In our cliff’s face was a cavity shaped like a ship itself, or the print of a ship. That was the place where one talked of babies waiting to be born.
“The fire puts me in mind,” Uncle said, “of times we passed whaling ships, when I was in the merchant service.” He stood between Aunt and me and put a hand on each of our shoulders. Both he and Frannie feared that the shocking news might injure my aunt in a bodily way, or the babe she carried.

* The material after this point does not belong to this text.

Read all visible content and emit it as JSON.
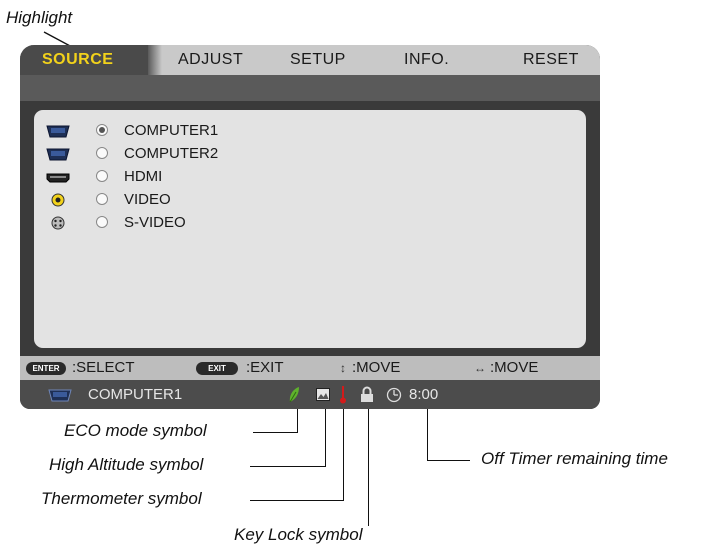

“After they kill a whale and begin harvesting the blubber, they fire up the try works. At night, when you pass such a ship, it looks like a frigate from hell. The fires under the pots are blazing away, and you can see the dark figures of the men moving back and forth to bring blubber to the pots. The whole ship glows, and the stench and heat of it can be felt as you pass. They frantically feed the flames with rinds of whale, then dip off the oil into cooling tubs, and all is done in a fury because the sharks are always working the carcass. Once I felt a shark, in his haste, I suppose, for the carcass chained shipside to the whaler, run headlong against the hull of the ship I stood
on. Not a night for falling overboard.”
We stood some minutes watching the much more peaceful scene beyond the Lighthouse of the beacon bonfire. At a short distance from the fire sat the pile of driftwood, almost the same shape and size as the burning pyre. Unhurried, from time to time a figure would pass between the waiting stack and the burning one.

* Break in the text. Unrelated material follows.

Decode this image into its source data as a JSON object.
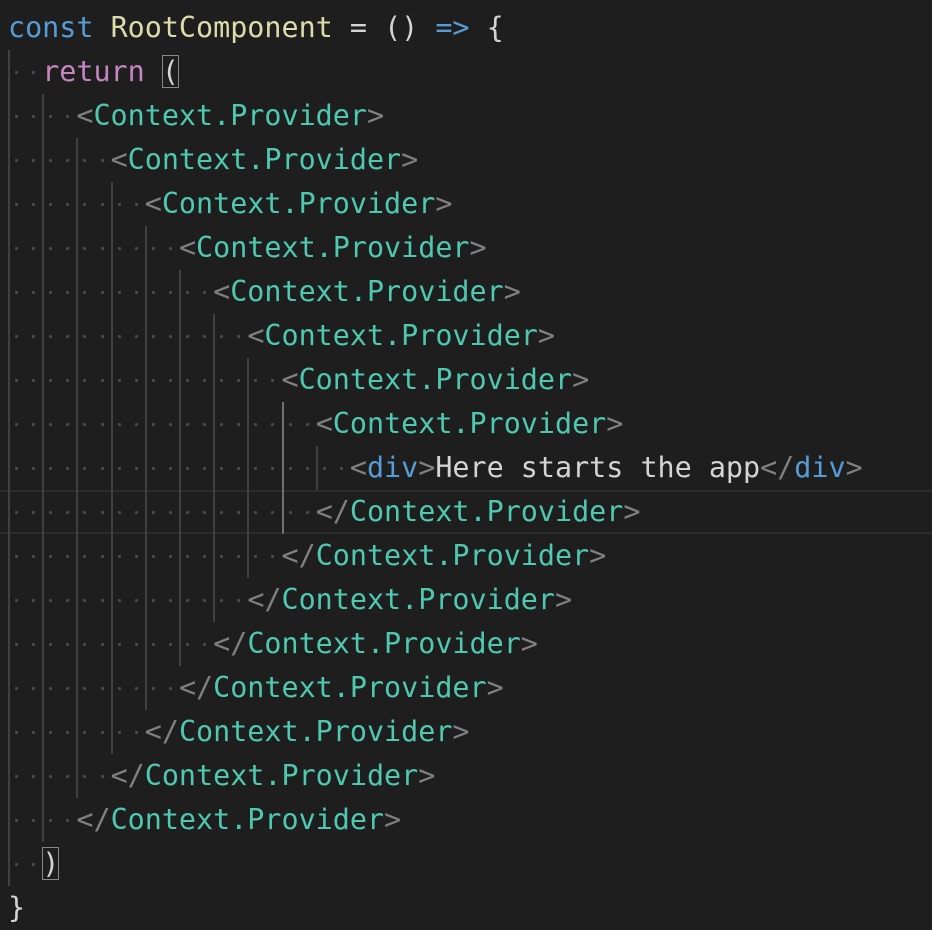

As we watched, I heard an unfamiliar sound behind me, a line flapping against the stone column of the Lighthouse. Turning to look, I saw high up, extending from the lantern house, a projecting wooden brace, which the men used with rope and pulley to raise and lower large parts of the lenses. The rope dangled and swayed indolently beside the long stone side of the tower. Suddenly it seemed to me like a gallows. I put my hand to my throat.
“Let’s go in,” Frannie said, as though she knew my thought.
AS WE SAT beside our tame and friendly fire inside, I thought of the frenzied spectacle of the whale ship’s try works. I knew the furnaces were built of brick on brick on the wooden deck, and I thought of the men furiously working as though to contain and appease the flames. From the passing merchant vessel, the fiery whaler must have seemed the living image of nightmare—a ship aflame. I remembered Kit’s saying that he should like to try whaling. There was in Kit himself something smoldering, if not bursting into flames.
Finally I fell asleep in my chair, till, too soon, I saw the dawn and felt Aunt shake me, saying that soon the men would come in for breakfast, and I should go to my bed.
I lay in my room and listened to them come in, their voices strange except for Kit’s. Why should they be alive and not my father? Who were they to me? And yet each of these workmen was son or father or friend, I knew, to some person whose grief would be as real as mine if their bodies fell lifeless.